Meningkatnya kebutuhan energi, jelas Arifin, mendorong pemerintah terus menyediakan akses energi ke seluruh lapisan masyarakat terutama di wilayah 3T (Terluar, Terdepan, dan Tertinggal) dengan harga terjangkau dan memperhatikan ketersediaan sumber daya energi setempat. Kondisi ini sejalan dengan pemenuhan target rasio elektrifikasi seratus persen di 2022.
"Tentu ini menjadi peluang bagi pengembangan EBT karena harga bahan bakar fosil di daerah terpencil bisa begitu mahal, sedangkan sumber EBT tersedia dan dapat dimanfaatkan secara lokal," tegasnya.
Arifin bilang pemerintah terus memperkuat kerangka peraturan untuk memastikan keberhasilan transisi energi di Indonesia. Rencana Umum Penyediaan Tenaga Listrik (RUPTL) PT PLN (Persero) 2021-2030 memberikan porsi lebih besar kepada EBT.
"Energi terbarukan akan berkontribusi lebih besar dalam penambahan kapasitas pembangkit listrik, 20,9 GW sumber energi terbarukan untuk listrik, atau 51,6 persen dari total kapasitas pembangkit yang akan dibangun hingga 2030," jelas Arifin.
Di samping itu, pemerintah juga menetapkan Peraturan Presiden Nomor 98 Tahun 2021 tentang Nilai Ekonomi Karbon, yang mengatur tentang mekanisme perdagangan karbon dan pajak atas karbon.
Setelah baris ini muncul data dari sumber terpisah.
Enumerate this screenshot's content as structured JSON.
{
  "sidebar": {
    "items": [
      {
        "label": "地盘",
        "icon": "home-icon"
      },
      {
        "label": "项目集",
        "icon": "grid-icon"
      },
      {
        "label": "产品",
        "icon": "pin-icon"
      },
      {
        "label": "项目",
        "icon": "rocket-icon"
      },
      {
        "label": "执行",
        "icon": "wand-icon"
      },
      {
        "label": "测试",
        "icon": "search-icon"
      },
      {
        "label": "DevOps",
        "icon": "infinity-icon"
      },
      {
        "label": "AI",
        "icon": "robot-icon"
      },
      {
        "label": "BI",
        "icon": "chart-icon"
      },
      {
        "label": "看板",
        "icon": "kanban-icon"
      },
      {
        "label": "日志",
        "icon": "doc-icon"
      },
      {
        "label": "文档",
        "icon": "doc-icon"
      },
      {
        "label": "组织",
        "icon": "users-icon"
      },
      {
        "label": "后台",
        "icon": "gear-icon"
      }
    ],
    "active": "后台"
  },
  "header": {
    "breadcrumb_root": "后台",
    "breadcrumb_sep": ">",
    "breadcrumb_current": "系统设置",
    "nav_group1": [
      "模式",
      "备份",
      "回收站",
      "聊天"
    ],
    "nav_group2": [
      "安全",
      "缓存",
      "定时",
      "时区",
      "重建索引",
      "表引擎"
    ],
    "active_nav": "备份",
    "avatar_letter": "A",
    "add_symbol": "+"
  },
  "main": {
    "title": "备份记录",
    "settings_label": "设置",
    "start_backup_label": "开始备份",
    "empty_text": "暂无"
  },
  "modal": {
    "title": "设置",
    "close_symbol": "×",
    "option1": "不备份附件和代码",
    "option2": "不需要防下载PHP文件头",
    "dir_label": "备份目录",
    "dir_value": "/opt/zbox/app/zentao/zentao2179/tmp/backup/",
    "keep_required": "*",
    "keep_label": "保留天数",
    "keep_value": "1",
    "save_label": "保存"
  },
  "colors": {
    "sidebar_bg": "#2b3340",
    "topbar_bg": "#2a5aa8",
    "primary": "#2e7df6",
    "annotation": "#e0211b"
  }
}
"Salah satu prinsip utama dari kebijakan tersebut adalah mengenakan pajak karbon pada kegiatan yang menghasilkan karbon dan memberi insentif efisiensi-karbon," ungkap Arifin.
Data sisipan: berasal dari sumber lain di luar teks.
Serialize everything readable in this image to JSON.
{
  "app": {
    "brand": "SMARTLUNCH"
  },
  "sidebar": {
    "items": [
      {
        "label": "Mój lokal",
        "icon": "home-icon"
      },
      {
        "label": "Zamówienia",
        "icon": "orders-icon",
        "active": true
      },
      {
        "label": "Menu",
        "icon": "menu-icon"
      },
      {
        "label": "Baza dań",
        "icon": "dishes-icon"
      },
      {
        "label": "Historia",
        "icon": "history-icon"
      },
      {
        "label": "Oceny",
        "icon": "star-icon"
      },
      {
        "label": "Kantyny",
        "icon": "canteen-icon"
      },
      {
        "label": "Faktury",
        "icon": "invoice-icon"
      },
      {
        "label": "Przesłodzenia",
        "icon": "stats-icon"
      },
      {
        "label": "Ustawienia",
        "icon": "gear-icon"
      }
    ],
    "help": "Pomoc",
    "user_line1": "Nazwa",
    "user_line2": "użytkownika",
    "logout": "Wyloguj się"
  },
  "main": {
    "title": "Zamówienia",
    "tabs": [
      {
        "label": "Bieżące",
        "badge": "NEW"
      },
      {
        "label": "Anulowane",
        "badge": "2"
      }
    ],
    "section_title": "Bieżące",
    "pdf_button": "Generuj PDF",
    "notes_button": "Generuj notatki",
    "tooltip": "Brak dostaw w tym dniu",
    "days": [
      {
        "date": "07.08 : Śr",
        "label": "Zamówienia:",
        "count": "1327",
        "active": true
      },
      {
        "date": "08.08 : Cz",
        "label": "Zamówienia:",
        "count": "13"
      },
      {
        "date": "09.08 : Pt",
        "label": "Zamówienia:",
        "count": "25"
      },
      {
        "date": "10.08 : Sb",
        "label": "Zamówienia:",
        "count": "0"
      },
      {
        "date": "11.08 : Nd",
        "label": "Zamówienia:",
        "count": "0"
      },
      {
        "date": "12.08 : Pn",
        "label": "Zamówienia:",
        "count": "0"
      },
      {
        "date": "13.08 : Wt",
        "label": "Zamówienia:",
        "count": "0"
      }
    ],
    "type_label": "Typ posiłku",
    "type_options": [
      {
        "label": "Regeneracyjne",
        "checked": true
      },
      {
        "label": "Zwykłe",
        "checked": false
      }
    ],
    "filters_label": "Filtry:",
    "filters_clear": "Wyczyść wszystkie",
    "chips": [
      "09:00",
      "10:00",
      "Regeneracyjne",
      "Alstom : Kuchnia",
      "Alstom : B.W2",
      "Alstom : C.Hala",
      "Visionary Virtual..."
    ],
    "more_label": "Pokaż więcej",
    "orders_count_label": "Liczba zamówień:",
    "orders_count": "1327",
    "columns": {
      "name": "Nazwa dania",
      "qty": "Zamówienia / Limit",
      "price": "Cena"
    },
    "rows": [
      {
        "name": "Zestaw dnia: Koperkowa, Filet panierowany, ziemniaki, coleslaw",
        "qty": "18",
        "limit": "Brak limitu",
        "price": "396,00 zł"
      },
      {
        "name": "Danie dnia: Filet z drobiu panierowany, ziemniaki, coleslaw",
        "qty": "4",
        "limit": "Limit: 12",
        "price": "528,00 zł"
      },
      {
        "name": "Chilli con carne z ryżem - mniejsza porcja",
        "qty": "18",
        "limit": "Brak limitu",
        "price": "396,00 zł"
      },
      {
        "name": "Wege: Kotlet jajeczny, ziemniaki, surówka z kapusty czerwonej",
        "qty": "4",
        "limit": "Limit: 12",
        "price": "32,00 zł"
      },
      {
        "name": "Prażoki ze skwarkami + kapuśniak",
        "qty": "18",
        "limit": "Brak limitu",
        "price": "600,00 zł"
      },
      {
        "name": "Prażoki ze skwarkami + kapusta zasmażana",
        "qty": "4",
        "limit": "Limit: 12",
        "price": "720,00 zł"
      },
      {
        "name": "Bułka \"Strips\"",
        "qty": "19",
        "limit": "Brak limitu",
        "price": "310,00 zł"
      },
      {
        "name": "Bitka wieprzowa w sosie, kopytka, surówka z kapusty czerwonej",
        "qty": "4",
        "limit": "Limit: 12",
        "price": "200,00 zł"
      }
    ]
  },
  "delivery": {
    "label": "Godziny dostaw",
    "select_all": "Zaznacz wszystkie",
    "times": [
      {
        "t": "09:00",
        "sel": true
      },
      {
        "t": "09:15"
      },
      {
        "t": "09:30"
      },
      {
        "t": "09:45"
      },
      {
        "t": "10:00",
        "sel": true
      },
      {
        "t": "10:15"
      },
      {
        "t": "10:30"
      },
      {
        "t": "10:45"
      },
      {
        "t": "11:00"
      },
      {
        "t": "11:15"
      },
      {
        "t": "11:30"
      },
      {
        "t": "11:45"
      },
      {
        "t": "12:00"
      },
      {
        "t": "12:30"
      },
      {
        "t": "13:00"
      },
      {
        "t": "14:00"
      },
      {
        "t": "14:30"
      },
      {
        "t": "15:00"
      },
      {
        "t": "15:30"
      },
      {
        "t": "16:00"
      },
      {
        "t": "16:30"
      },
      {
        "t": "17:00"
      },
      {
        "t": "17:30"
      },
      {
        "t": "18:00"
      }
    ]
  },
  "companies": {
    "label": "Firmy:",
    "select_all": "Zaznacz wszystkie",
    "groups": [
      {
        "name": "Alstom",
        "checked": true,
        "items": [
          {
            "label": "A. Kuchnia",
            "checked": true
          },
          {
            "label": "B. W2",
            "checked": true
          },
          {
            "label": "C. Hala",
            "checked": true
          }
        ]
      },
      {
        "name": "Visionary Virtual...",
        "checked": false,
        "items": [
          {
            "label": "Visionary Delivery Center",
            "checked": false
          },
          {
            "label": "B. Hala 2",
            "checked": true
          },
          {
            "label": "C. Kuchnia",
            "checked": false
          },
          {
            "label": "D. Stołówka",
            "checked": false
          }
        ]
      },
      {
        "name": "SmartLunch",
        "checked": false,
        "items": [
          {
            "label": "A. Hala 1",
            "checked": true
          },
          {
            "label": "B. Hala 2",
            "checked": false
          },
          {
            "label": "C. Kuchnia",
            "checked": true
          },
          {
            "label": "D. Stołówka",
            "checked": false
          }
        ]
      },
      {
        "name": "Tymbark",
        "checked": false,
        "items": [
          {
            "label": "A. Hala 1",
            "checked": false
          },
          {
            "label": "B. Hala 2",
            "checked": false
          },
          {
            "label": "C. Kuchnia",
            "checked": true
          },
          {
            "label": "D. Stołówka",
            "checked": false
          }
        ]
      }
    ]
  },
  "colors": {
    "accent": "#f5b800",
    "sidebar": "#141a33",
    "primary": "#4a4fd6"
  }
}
Arifin mengakui, penggunaan EBT sebagai sumber energi masih memiliki sejumlah tantangan seperti intermitten surya dan angin, keterbatasan kemampuan jaringan untuk menyerap listrik dari EBT, dan kurangnya minat dari lembaga keuangan untuk berinvestasi di sektor energi terbarukan.
Hal itu, tambahnya, karena risikonya yang tinggi, pembiayaan berbunga tinggi, biaya investasi yang tinggi untuk beberapa energi terbarukan seperti panas bumi, dan keterbatasan kemampuan industri dalam negeri, khususnya di bidang teknologi.
Kesiapan teknologi
Salah satu fokus yang tengah digarap oleh Kementerian ESDM, kata Arifin, adalah optimalisasi teknologi andal dalam pengembangan EBT. Ada beberapa hal yang menjadi perhatian utama pemerintah.Pertama, pemanfaatan Solar Photovoltaic (PV). Ia menilai Solar PV layak dikembangkan di Indonesia mengingat besarnya potensi serta masa konstruksinya relatif lebih pendek daripada teknologi lain dan harganya kian kompetitif.
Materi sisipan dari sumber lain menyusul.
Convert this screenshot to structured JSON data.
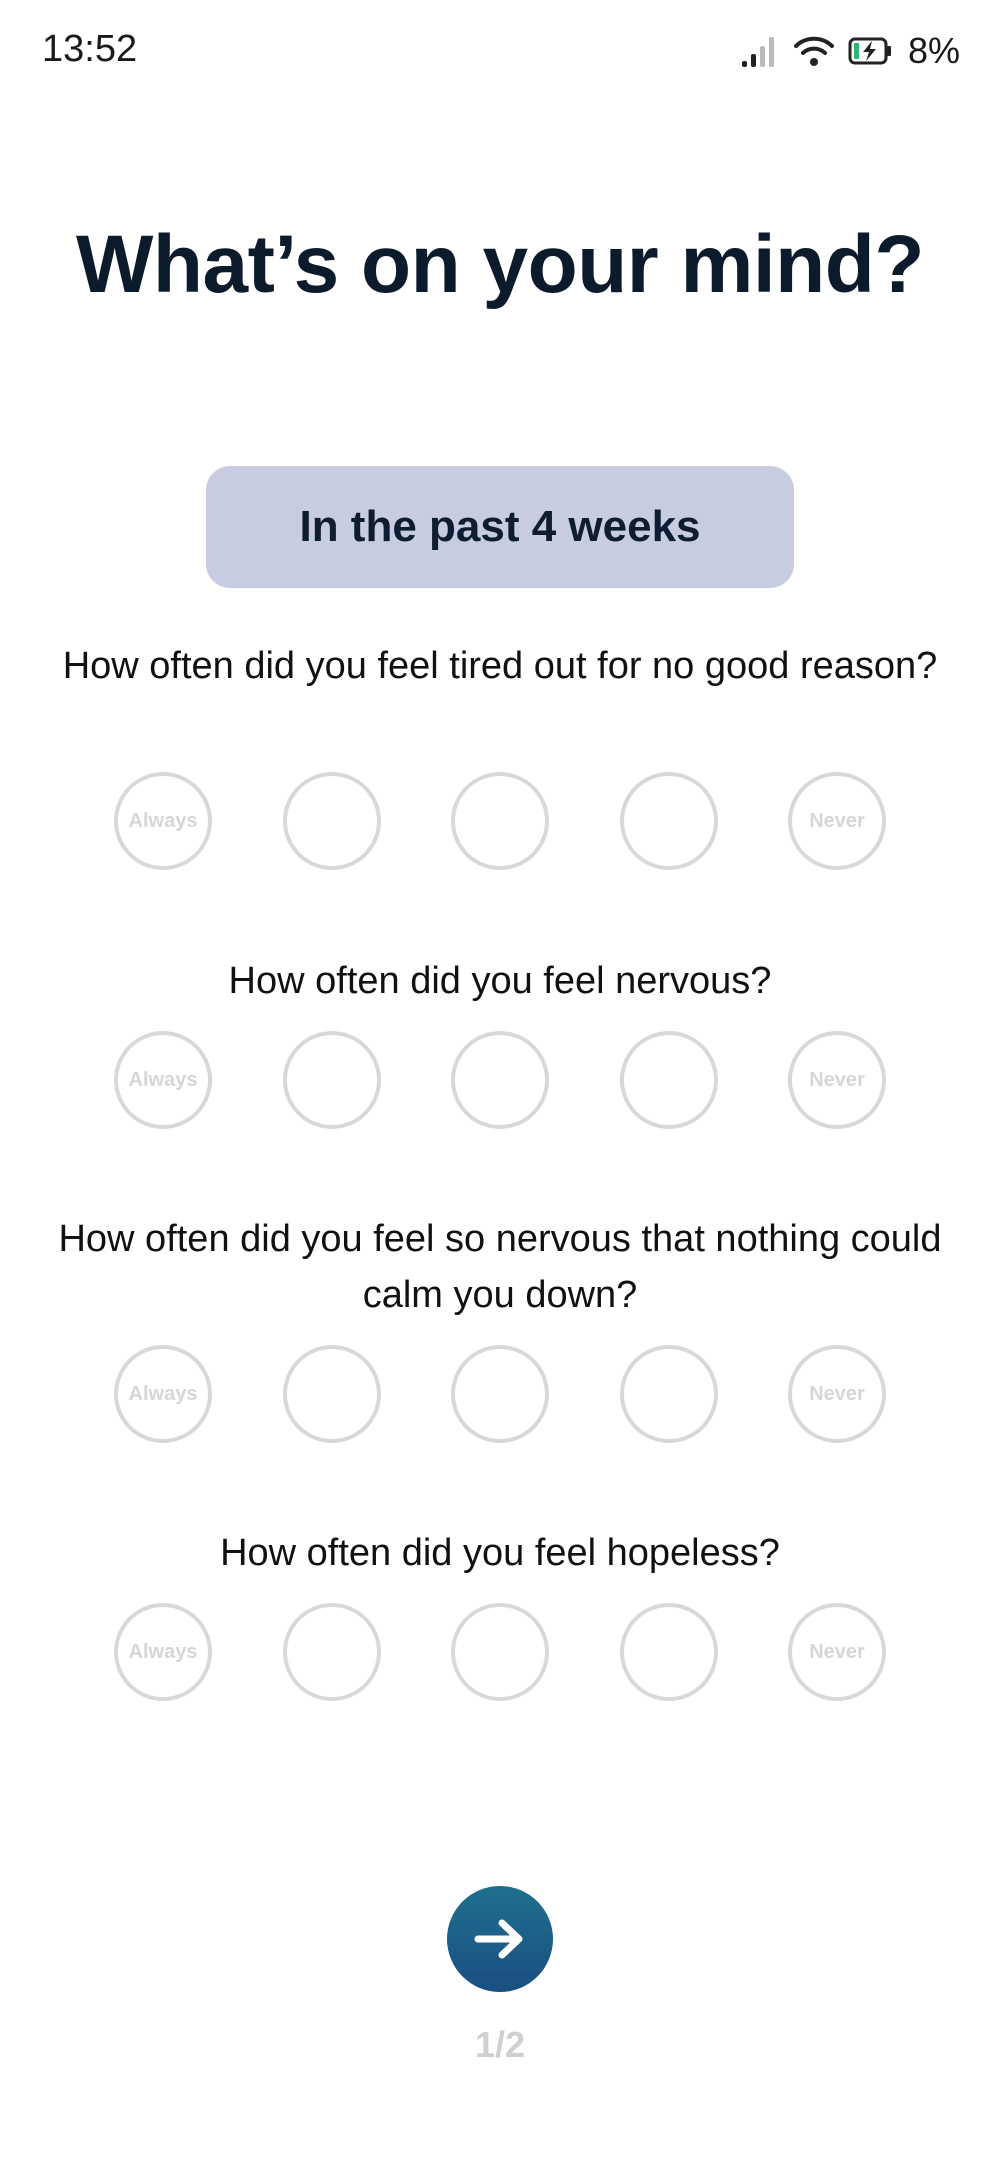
{
  "status_bar": {
    "time": "13:52",
    "battery_percent": "8%",
    "icons": [
      "signal-icon",
      "wifi-icon",
      "battery-charging-icon"
    ]
  },
  "header": {
    "title": "What’s on your mind?"
  },
  "period": {
    "label": "In the past 4 weeks"
  },
  "scale": {
    "first_label": "Always",
    "last_label": "Never",
    "option_count": 5
  },
  "questions": [
    {
      "text": "How often did  you feel tired out for no good reason?"
    },
    {
      "text": "How often did  you feel nervous?"
    },
    {
      "text": "How often did  you feel so nervous that nothing could  calm you down?"
    },
    {
      "text": "How often did  you feel hopeless?"
    }
  ],
  "navigation": {
    "next_icon": "arrow-right-icon",
    "page_indicator": "1/2"
  },
  "colors": {
    "title": "#0c1b2c",
    "pill_background": "#c8cce0",
    "option_border": "#d8d8d8",
    "next_button": "#1a5a86"
  }
}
"Ada tiga program utama pengembangan solar yaitu Floating Solar PV, Solar Farm, dan Rooftop Solar PV. Solar PV juga akan dikembangkan lebih lanjut untuk produksi hidrogen," ungkap Arifin.
Selanjutnya ada penyimpanan energi (energy storage). Aspek teknologi ini juga menjadi kunci utama dalam pengembangan energi terbarukan secara masif seperti pumped storage yang akan mulai digunakan pada 2025 dan BESS yang akan digunakan secara masif pada 2021.
Tak hanya itu, inovasi teknologi sistem jaringan pintar (smart grid) yang menjadi kebutuhan dasar masyarakat akan diperbanyak. Saat ini terdapat sembilan proyek smart grid yang menggunakan berbagai teknologi two-way communication, smart communication, smart microgrid, dan Advanced Metering Infrastructure (AMI).
"Smart grid akan meringankan masalah saat ini dari sebagian besar pembangkit listrik. Penerapan sistem energi berkelanjutan akan mendukung penerapan energi terbarukan yang efisien dan andal karena smart grid dapat menganalisis beban dan produksi listrik," jelas Arifin.
Terakhir, pengembangkan industri baterai litium dan kendaraan listrik. Kendaraan Listrik akan dikembangkan secara masif dengan target dua juta kendaraan roda dua dan 13 juta kendaraan roda empat.
Sebelumnya, Presiden RI juga meresmikan pendirian Indonesia Battery Corporation (IBC) guna mengintegrasikan industri baterai dari sektor hulu ke hilir untuk mewujudkan keberhasilan program kendaraan listrik.
"Kami juga memiliki regulasi untuk mempercepat pengembangan kendaraan listrik berbasis baterai melalui pemberian insentif pajak dan kebijakan hilirisasi mineral untuk mendorong pengembangan industri baterai," tutup Arifin.